And as above, we could have used outer joins to include employees whose supervisors have no supervisor:
SELECT emp.name AS employee, coalesce(supsup.name, '-') AS super2visor FROM employees AS emp LEFT JOIN employees AS sup ON emp.supervisor_id = sup.employee_id LEFT JOIN employees AS supsup ON sup.supervisor_id = supsup.employee_id ORDER BY emp.name
Find all supervisors of Greta. This was not even possible before recursive
WITH
statements were introduced in SQL – we can solve it with the following CTE (the initial number 7 is Gabriel's id, since he's Gretas nearest supervisor):WITH RECURSIVE supervisors(id) AS ( VALUES (7) UNION SELECT supervisor_id FROM employees JOIN supervisors ON id = employee_id ) SELECT id FROM supervisors
It works, but it's clearly not ideal.

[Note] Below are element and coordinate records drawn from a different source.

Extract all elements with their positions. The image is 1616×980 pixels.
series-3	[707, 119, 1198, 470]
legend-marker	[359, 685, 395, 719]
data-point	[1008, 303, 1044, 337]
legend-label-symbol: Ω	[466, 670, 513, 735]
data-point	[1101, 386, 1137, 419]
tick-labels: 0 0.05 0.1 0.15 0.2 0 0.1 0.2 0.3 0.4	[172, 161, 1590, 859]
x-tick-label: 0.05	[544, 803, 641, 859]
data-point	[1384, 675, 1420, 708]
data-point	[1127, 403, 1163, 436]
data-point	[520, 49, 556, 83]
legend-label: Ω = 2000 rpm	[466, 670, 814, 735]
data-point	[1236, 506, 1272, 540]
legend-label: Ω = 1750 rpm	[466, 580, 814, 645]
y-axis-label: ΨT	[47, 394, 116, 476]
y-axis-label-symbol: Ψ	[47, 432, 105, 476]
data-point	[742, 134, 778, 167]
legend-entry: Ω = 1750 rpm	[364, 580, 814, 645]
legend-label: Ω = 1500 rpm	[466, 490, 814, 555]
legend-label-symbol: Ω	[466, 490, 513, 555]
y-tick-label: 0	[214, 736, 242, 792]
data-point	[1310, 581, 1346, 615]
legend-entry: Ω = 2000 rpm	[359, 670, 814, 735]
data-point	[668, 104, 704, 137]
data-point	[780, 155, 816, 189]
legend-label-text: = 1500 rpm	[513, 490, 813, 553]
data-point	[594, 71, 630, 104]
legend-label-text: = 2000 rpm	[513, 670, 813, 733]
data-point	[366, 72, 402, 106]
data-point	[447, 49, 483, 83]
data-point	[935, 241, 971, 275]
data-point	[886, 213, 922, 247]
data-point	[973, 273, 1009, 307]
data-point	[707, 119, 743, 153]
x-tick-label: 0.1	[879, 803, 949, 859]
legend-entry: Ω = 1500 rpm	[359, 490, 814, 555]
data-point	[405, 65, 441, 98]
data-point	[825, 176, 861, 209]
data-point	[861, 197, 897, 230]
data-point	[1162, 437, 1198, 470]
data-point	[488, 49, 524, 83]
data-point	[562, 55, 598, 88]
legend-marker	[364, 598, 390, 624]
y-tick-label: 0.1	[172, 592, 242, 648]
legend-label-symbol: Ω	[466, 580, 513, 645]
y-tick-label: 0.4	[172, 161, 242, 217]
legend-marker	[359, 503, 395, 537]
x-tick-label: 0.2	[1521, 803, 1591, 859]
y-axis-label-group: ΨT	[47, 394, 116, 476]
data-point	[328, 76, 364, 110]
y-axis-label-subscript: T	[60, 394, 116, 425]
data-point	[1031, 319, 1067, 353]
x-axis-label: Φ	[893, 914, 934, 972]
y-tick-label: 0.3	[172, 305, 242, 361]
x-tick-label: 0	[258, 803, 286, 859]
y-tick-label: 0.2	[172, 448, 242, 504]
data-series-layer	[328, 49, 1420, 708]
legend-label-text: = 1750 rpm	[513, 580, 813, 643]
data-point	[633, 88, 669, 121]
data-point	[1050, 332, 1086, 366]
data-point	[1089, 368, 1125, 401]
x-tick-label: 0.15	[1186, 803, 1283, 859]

And the problem is that the problem isn't really suited for a relational database – on Monday next week, Neo4j will describe Graph Databases, which are much, much, much better tools for problems such as this.
A note on self joins and cascading foreign keys
In the examples above, we didn't declare supervisor_id
as a foreign key – we could have done so, but it requires us to be a bit careful (it's called a self referencing foreign key, since it refers to an attribute in the same table).
The topmost supervisor have no supervisor, so she can't have her supervisor's id in the table – that means we need to come up with a way to put a row without a proper foreign key into the table, and there are at least three alternatives:
- We can turn off foreign key checking (or just wait to turn it on until after we've inserted the first row).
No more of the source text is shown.